Across the country, a growing consensus of medical and mental health professionals have equated placing prisoners in solitary confinement to torture.
In Florida, a group of civil rights groups suing to end the practice have measured rates of confinement in state prisons at twice the national average, including hundreds of people who have been in isolation for six to 20 years.
But officials with the state Department of Corrections have long defended their agency against criticism of solitary confinement simply by saying they don’t use it. Instead, the officials refer to their practices as “restrictive housing,” to include administrative and disciplinary confinement, as well as “close management” and “maximum management.”
For the purposes of a lawsuit aiming to halt all varieties of confinement in Florida prisons, a federal judge in the U.S. Northern District of Florida last week decided those terms were distinctions without a difference.
Since May, the state Department of Corrections has been fighting a lawsuit brought by the Southern Poverty Law Center, Florida Legal Services and the Florida Justice Institute, who have argued against confinement in Florida prisons: “No matter the name, the practice violates constitutional standards.”
Last week, U.S. Judge Mark Walker accepted that premise, and rejected each of the Florida Department of Corrections’ arguments to dismiss the lawsuit, waving the litigation toward the discovery phase. The ruling was forceful, stating three separate times that the state agency had premised its defenses on a “fundamental misunderstanding” of the plaintiffs’ claims.
Though the prison department attempted to narrow the lawsuit to certain venues and types of confinement, Judge Walker said the case was “not about the type of restrictive housing or the specific prison where the plaintiffs were housed” and was instead about a “systematic, statewide policy of isolation.”
“And regardless of the type of isolation, the deprivation caused by the policy and practice of isolation are the same,” Walker wrote in his order.
The FDC did not respond to a request for comment over the weekend, but the agency typically does not comment on active litigation.
The lawsuit’s lead plaintiff is Jac`Quann “Admire” Harvard, a 28-year-old black transgender woman being housed at Wakulla Correctional Institution Annex, a men’s prison.
After being in prison for only two months, Harvard was first placed in confinement for 60 days when she was 18 years old, diagnosed with bipolar disorder, and prescribed anti-anxiety medications, according to the lawsuit.
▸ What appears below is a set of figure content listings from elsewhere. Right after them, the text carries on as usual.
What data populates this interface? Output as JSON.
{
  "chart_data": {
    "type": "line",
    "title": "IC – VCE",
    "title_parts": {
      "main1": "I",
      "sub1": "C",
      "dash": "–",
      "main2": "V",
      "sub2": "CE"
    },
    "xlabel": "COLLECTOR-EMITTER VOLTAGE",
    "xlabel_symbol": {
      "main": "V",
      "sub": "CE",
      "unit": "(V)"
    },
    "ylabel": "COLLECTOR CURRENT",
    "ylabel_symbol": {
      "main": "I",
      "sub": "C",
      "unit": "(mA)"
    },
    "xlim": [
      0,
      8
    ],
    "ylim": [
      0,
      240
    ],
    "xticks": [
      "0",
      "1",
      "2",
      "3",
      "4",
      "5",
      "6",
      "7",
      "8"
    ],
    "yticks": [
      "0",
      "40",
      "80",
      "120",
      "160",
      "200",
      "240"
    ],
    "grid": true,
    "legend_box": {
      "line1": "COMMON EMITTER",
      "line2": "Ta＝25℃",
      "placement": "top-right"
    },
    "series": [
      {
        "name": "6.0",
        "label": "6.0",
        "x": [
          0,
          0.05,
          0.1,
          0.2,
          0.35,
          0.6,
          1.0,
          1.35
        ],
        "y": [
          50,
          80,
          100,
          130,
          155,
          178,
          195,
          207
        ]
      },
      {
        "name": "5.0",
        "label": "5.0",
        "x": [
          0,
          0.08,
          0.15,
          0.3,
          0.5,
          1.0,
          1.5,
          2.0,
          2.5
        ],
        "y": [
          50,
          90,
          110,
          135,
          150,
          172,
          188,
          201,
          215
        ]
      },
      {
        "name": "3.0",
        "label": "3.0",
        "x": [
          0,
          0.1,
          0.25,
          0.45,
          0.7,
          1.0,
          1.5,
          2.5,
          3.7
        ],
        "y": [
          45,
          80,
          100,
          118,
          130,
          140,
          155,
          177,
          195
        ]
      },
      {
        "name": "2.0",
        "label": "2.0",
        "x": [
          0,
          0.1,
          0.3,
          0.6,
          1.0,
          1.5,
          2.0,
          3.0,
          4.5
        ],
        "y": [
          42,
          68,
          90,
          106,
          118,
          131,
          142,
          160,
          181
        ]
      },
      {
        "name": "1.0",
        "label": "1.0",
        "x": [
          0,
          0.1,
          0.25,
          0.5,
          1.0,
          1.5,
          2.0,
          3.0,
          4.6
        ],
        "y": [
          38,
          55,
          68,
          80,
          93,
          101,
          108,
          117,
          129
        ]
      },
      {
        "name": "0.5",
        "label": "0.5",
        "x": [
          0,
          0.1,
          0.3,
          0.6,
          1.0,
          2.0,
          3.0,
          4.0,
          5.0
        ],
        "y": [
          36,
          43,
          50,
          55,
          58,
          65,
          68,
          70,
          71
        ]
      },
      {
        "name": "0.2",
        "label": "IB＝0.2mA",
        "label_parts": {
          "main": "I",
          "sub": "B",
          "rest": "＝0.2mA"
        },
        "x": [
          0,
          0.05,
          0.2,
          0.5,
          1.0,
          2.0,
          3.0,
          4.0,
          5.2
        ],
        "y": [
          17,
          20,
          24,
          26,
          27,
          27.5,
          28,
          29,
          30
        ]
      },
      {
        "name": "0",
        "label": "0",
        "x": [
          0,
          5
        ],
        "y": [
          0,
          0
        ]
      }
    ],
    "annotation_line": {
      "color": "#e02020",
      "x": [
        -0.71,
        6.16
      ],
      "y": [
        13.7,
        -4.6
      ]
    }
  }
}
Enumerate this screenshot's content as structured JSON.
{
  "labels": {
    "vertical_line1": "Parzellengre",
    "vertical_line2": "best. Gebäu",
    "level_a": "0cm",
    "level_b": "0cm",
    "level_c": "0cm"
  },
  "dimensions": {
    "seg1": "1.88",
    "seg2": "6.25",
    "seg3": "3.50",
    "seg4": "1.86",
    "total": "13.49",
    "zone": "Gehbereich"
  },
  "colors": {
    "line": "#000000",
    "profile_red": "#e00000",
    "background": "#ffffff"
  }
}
Within her first three months of isolation, Harvard received nine additional disciplinary infractions, adding 270 days in isolation, the lawsuit said.
Several other prisoners are included in the complaint, which is still pending class certification — the next major hurdle for the lawsuit to clear.
Shalini Goel Agarwal, SPLC’s senior supervising attorney for criminal justice reform in Florida, said the goal of the lawsuit is to effectively halt confinement as it is currently being practiced.
“Florida is locking up thousands of people in cells no bigger than a parking spot for over 22 hours a day,” Agarwal said. “Florida knows these conditions harm people but is continuing to spend taxpayer money to defend these practices.”
In the past, the department has told reporters that its staff uses confinement only when “absolutely necessary” and contended that “very few individuals in restrictive housing are in a solitary setting.”
In contrast, the civil rights groups behind the lawsuit have taken snapshots to get a sense of how many people are in various forms of confinement on a given day in Florida prisons, claiming that amounted to about 10,000, rendering the state an “outlier” among others.
“[Florida] uses isolation indiscriminately as a catch-all punishment for people with behavior problems ranging from minor to severe, including individuals whose behavior is a manifestation of their disability” the groups’ amended complaint said.